This is a really simple bug fix, but I mainly wanted to post a review because I think this could motivate taking the duplicated code and turning it into a function so that this kind of thing is less likely to happen in the future.
Essentially, when an instruction finishes executing, there are a few functions that get called. You can see this in the InOrderIssueStage::updateIssuedInst() function (look at the second half of the function after the if (!IS.isExecuted()) block) :
void InOrderIssueStage::updateIssuedInst() {
// Update other instructions.

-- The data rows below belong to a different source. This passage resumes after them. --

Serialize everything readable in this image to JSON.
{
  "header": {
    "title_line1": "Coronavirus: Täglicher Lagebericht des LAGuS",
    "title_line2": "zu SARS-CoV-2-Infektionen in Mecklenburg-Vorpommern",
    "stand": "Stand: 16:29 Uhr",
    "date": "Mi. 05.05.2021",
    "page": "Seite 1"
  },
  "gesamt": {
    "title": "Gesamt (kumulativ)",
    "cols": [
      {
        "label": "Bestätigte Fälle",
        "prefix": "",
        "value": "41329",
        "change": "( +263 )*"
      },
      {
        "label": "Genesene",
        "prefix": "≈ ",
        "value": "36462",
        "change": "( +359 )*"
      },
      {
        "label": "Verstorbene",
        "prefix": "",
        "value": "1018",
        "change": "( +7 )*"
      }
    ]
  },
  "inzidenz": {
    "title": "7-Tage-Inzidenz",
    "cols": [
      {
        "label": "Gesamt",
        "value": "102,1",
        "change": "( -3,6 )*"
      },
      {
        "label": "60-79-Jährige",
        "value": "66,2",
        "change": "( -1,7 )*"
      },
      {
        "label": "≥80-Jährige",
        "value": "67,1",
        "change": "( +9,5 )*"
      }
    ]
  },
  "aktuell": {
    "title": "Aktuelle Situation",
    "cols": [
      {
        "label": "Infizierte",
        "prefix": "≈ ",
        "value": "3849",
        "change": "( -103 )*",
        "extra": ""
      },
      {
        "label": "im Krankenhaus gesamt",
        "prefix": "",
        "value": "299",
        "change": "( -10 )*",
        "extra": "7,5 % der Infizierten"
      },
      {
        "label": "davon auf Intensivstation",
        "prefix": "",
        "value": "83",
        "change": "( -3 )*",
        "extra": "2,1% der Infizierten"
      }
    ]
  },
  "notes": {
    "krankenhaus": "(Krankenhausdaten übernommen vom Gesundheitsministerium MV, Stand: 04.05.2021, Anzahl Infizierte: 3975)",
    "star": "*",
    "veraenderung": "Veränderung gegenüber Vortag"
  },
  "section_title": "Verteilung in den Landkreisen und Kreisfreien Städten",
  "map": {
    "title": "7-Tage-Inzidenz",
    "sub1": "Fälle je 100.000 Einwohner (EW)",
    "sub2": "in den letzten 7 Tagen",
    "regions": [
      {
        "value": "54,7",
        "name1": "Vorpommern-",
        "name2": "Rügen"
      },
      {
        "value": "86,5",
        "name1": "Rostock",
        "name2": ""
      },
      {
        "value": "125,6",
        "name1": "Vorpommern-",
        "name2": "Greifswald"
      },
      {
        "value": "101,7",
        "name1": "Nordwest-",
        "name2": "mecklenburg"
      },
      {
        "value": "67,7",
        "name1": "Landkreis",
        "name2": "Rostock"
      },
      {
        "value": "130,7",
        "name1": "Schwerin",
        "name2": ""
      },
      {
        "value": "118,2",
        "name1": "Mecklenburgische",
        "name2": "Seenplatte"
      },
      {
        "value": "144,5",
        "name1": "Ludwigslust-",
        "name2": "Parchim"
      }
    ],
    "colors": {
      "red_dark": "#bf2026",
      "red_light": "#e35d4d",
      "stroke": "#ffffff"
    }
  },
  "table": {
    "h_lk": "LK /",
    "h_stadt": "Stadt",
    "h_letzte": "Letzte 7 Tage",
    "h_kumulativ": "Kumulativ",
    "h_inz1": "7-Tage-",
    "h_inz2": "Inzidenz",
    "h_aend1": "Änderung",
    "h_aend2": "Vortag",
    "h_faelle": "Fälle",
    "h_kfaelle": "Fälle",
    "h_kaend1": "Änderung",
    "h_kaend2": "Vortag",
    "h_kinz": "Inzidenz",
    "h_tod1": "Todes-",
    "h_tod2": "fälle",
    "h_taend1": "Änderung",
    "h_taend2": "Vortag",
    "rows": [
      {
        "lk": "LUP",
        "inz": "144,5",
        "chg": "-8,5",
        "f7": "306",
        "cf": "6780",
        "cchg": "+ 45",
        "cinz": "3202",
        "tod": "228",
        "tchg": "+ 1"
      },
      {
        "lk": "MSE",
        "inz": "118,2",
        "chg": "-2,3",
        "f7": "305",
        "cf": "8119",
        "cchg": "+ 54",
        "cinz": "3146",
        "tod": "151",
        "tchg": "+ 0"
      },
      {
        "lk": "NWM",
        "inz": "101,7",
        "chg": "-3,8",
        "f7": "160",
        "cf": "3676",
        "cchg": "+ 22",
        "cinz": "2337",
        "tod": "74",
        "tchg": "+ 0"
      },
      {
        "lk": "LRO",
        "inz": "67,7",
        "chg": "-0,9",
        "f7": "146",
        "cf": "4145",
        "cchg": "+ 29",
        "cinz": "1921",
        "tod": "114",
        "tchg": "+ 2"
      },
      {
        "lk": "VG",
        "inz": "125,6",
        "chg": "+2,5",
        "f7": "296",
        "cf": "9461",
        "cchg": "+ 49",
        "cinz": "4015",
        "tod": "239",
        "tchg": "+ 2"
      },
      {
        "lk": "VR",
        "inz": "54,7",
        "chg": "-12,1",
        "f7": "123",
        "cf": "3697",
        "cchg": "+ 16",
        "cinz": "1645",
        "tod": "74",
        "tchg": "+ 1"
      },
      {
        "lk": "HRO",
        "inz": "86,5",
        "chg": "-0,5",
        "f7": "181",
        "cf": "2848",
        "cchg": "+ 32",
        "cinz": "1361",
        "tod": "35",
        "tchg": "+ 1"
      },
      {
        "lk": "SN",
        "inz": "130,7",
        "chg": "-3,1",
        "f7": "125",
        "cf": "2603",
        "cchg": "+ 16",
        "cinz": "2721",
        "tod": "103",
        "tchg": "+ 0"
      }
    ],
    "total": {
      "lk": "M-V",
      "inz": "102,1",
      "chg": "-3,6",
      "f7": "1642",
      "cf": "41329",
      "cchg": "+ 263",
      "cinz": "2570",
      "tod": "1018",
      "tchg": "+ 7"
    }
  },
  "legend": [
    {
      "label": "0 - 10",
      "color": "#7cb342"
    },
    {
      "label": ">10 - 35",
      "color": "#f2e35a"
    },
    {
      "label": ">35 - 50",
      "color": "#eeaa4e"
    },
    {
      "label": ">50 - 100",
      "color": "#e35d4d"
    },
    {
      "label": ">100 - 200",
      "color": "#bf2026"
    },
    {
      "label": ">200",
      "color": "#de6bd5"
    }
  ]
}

Executed instructions will be retired during the
// next cycle.
unsigned NumExecuted = 0;
for (auto I = IssuedInst.begin(), E = IssuedInst.end();
I != (E - NumExecuted);) {
InstRef &IR = *I;
Instruction &IS = *IR.getInstruction();
IS.cycleEvent();
if (!IS.isExecuted()) {
LLVM_DEBUG(dbgs() << "[N] Instruction #" << IR
<< " is still executing\n");
++I;
continue;
}
PRF.onInstructionExecuted(&IS);
LSU.onInstructionExecuted(IR);
notifyInstructionExecuted(IR);
++NumExecuted;
retireInstruction(*I);
std::iter_swap(I, E - NumExecuted);
}
if (NumExecuted)
IssuedInst.resize(IssuedInst.size() - NumExecuted);
}Since this function gets called at the beginning of a cycle for each instruction that is still executing from previous cycles, it wasn't properly handling 0 latency instructions that should start and finish within the same cycle. To fix this issue, I added the following block to the InOrderIssueStage::tryIssue() function:
// If the instruction has a latency of 0, we need to handle
// the execution and retirement now.
if (IS.isExecuted()) {
PRF.onInstructionExecuted(&IS);
notifyEvent<HWInstructionEvent>(
HWInstructionEvent(HWInstructionEvent::Executed, IR));
LLVM_DEBUG(dbgs() << "[E] Instruction #" << IR << " is executed\n");
retireInstruction(IR);
return llvm::ErrorSuccess();
}When the LSUnit was added to the in-order pipeline a few weeks ago, the LSU.onInstructionExecuted(IR); line was added to the InOrderIssueStage::updateIssuedInst() function. However, it was not added to the 0 latency block above.
This caused mca to run forever for one of my assembly files.
The fix is really simple and it's just adding that line to the 0 latency block. However, it might be a good idea to turn this duplicated code into a function so that this is less likely to occur in the future.